I must have drifted off with the sound of Poppy’s voice telling me how crazy I was. It was a familiar enough melody to have me relax into the darkness.
But when I woke up, blinking against the total darkness and feeling nauseated, I had no clue where I was.
“Tavi? Tavi!”
Poppy called my name but even the panic in her voice wasn’t enough to rouse me. My muscles screamed with the slightest movement. I must have managed a grunt because her exhale was equal parts relief and worry.
“I thought you were dead.”
I…wasn’t dead. Not yet. Just too out of it to do more than sit there and try desperately to get my bearings. The sickness had taken root in my stillness and expanded until I barely exhisted.

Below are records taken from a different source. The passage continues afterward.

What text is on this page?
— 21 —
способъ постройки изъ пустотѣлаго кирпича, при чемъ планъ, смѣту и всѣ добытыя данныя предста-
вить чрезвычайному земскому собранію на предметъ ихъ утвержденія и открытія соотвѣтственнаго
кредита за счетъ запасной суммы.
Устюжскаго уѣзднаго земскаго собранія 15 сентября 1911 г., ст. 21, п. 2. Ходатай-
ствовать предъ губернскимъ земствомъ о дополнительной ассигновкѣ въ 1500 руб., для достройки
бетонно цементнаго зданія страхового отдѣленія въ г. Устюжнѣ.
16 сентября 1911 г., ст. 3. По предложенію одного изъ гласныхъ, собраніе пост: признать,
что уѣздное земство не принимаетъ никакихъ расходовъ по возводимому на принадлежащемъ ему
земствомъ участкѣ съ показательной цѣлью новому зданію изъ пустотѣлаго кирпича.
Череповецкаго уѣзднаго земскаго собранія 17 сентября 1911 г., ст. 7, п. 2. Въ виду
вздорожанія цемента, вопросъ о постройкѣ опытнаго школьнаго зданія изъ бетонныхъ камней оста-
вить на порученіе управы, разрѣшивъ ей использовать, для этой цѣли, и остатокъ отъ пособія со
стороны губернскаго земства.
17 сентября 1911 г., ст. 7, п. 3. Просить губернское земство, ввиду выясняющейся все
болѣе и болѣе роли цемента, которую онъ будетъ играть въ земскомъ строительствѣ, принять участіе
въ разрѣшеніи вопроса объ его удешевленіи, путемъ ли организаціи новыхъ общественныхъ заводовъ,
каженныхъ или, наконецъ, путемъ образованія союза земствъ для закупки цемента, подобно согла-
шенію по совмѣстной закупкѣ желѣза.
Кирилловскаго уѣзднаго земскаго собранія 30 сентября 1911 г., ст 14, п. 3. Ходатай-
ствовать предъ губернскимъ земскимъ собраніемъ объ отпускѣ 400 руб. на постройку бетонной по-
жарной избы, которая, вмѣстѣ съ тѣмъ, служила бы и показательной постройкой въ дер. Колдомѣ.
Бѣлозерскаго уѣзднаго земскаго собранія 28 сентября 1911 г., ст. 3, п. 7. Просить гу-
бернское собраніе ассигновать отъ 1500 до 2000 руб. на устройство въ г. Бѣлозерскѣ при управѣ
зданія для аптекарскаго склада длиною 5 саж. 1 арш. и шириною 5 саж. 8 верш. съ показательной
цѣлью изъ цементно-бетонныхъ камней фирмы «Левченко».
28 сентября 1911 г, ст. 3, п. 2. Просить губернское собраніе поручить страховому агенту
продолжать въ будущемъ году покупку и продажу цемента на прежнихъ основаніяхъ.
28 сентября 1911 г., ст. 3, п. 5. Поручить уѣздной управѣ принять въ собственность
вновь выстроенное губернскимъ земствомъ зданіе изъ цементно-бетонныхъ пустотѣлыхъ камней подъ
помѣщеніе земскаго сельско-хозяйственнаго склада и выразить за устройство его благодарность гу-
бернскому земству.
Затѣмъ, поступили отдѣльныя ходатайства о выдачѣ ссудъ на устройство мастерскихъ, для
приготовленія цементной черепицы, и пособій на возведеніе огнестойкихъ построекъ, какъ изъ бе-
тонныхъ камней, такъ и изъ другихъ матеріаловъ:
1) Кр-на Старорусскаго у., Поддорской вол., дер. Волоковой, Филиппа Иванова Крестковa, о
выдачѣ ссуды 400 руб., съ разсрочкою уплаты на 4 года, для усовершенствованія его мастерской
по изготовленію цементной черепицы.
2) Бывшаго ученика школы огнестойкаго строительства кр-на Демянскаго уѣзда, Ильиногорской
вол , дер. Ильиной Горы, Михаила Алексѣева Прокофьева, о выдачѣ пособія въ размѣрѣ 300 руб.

“You’re in bad shape,” Poppy said, then let loose a slew of curses. “I don’t have my magic to help you.”
She must be in cuffs too. That, or there was something special about these cells. Perhaps they stunted magic so no one could use their powers to escape.
I swallowed convulsively but something in my throat wasn’t working right. Damn that Madam Muerte. And damn me for putting myself in her path.
I’d let her bite me when I should have been more cautious.
“Hold on. A few more days and they’ll pull us out for the trial,” Poppy urged. “Hold on…”
By this point, the darkness had blurred into endless night. Time meant nothing. Hours, days, weeks… Eventually even Poppy fell silent.
And I slept again.
* * *
“Wake up, filth.”
The words echoed around the cell before landing between my ears. I jerked awake and knocked the back of my head against the stone wall.
Fae light bobbed from the tunnel leading to the cells, the glow brighter on its approach. Someone clanged their armor against my cell in a discordant din.
“Filth!” The curse rang out louder this time.
“Don’t talk to her like that.”
They ignored Poppy. “It’s time to stand trial before your king,” a male guard announced. “Get up. And may Faerie have mercy on your soul.”